Noah Gordon escribió un amplio texto en el suplemento Crónica, del periódico anteriormente citado, el pasado domingo, en el que leemos: «Ahora soy un hombre viejo, he disfrutado de una vida plena y maravillosa y mi cercana muerte no alberga ningún temor para mí, pero me asusta el tener que abandonar a mis seres queridos y hacerlo antes de que sea absolutamente necesario. El pensar que el daño pueda alcanzarle a la gente que más quiero me atemoriza y me enfurece a la vez. Si existe algún vasto y eterno plan para el mundo, me gustaría señalarle a Dios, de la manera más respetuosa posible, que los planos nos han llegado terriblemente confusos».

Siempre me ha parecido que el recurso más fácil es el usar el nombre de Dios en vano. Me refiero a aquello de Calderón de la Barca cuando hacía decir al coro, en su Gran teatro del mundo: «¡Dejad a Dios ser Dios!» Josep Ramoneda escribía una columna el pasado día 16, en el diario El País, con el título: En nombre de Dios, en la que afirmaba que, «puesto que Dios existe, todo está permitido.

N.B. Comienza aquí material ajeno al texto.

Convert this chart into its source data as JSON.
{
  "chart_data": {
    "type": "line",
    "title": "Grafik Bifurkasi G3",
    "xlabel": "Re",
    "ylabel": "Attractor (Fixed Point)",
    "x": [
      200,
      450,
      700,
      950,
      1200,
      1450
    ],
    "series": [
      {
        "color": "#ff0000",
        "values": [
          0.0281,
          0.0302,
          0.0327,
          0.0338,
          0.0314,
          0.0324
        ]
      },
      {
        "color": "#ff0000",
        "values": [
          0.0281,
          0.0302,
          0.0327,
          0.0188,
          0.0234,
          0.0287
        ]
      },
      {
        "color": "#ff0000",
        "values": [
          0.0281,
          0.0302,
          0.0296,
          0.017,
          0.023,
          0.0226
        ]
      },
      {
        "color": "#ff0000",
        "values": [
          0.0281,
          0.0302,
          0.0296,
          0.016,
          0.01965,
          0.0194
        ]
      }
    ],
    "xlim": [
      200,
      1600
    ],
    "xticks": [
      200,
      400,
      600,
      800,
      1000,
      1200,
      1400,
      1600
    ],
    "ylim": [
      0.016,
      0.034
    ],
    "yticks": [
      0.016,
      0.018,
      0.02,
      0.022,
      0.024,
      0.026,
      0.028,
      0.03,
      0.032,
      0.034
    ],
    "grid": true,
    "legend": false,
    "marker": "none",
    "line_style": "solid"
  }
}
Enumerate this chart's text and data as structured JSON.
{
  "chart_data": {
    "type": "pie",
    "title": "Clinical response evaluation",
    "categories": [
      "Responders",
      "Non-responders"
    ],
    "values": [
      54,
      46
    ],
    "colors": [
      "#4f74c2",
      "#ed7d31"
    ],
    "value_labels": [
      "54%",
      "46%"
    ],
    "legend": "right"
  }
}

Es la forma religiosa del nihilismo, probablemente la más radical porque trasfiere la omnipotencia de Dios al terrorista, que actúa en su nombre y coloca al final de la barbarie la recompensa de la salvación. No es nada nuevo. El río de la historia lleva mucha sangre acumulada por la acción de los asesinos que actúan por delegación divina».

Pues no, el río de la Historia lleva sangre acumulada de los hombres que se han creído dioses, y no han dejado a Dios, ser Dios.